麗しの桃は攫われる〜狼獣人の番は甘い溺愛に翻弄される〜
時折、波打つ水面。
光を反射して金や銀に似た月光が優しい桃色と混じり合う。
涙が溢れそうになるほど、眩い光景。
思わず立ち上がり、湖に小走りで近づいた。
リードネストが、そっと隣に寄り添って彼女の腰を抱く。
うっとりと湖を見つめ、動かないでいると、おもむろにリードネストがモモネリアの前に跪く。
彼女の細く華奢な手をとり自身の額にあて目を閉じた。何かを、懇願するみたいにーーー。
ゆっくり、ゆっくり、顔をあげたリードネストが、驚いて固まるモモネリアに優しく笑いかける。
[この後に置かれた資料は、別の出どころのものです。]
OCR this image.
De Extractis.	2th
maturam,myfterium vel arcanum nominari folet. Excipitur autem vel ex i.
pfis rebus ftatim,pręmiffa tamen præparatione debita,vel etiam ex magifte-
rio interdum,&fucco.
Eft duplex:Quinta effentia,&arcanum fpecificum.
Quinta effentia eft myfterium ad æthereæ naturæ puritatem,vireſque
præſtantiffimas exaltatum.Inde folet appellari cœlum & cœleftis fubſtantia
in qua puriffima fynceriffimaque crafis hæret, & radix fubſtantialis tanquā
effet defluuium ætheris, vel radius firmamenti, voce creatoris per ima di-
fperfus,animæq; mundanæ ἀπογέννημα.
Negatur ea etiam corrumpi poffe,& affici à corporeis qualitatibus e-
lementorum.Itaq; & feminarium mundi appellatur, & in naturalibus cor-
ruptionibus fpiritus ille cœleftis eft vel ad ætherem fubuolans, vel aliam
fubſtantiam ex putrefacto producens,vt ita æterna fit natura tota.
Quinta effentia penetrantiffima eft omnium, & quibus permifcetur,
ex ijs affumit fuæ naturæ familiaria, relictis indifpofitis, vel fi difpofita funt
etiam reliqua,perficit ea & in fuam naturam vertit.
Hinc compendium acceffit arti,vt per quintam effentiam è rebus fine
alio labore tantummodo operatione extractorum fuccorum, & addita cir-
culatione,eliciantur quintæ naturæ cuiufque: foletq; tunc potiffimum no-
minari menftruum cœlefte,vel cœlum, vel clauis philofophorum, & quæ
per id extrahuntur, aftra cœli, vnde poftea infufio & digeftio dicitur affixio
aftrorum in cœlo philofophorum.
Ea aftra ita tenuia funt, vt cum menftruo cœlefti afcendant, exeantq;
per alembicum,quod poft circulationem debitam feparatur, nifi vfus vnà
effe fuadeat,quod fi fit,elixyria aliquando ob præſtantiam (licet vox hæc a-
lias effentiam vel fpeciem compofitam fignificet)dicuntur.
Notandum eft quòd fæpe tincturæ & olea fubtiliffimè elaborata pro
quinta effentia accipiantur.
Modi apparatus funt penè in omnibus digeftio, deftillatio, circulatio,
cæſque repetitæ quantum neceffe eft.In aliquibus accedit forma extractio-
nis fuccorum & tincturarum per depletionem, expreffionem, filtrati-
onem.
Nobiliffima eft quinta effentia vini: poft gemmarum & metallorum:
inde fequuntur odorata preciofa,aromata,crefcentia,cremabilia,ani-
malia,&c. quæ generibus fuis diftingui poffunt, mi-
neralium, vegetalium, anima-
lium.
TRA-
そして、笑みを作っていた唇が、柔らかく甘い声音で囁いた。
「.......結婚しよう、モモネリア。俺の全てをかけて、お前を幸せにしたい。だから......俺の生涯の宝物になってくれないか?」
「..........っ」
モモネリアは、ぷるぷると小さく震えた。
それから、顔をくしゃくしゃにして、泣き笑いを浮かべる。
「.....はい!私こそ....あなたの隣で、幸せになりたいわ。もちろん、二人でね」
「......モモネリア!あぁ.....二人で。.....二人で、幸せになろうな」
リードネストがモモネリアを抱きしめた。
強く、強く、苦しいくらいに。
モモネリアは、少し息がしづらくても、これが現実なんだと実感して、さらに嬉しくなったーー。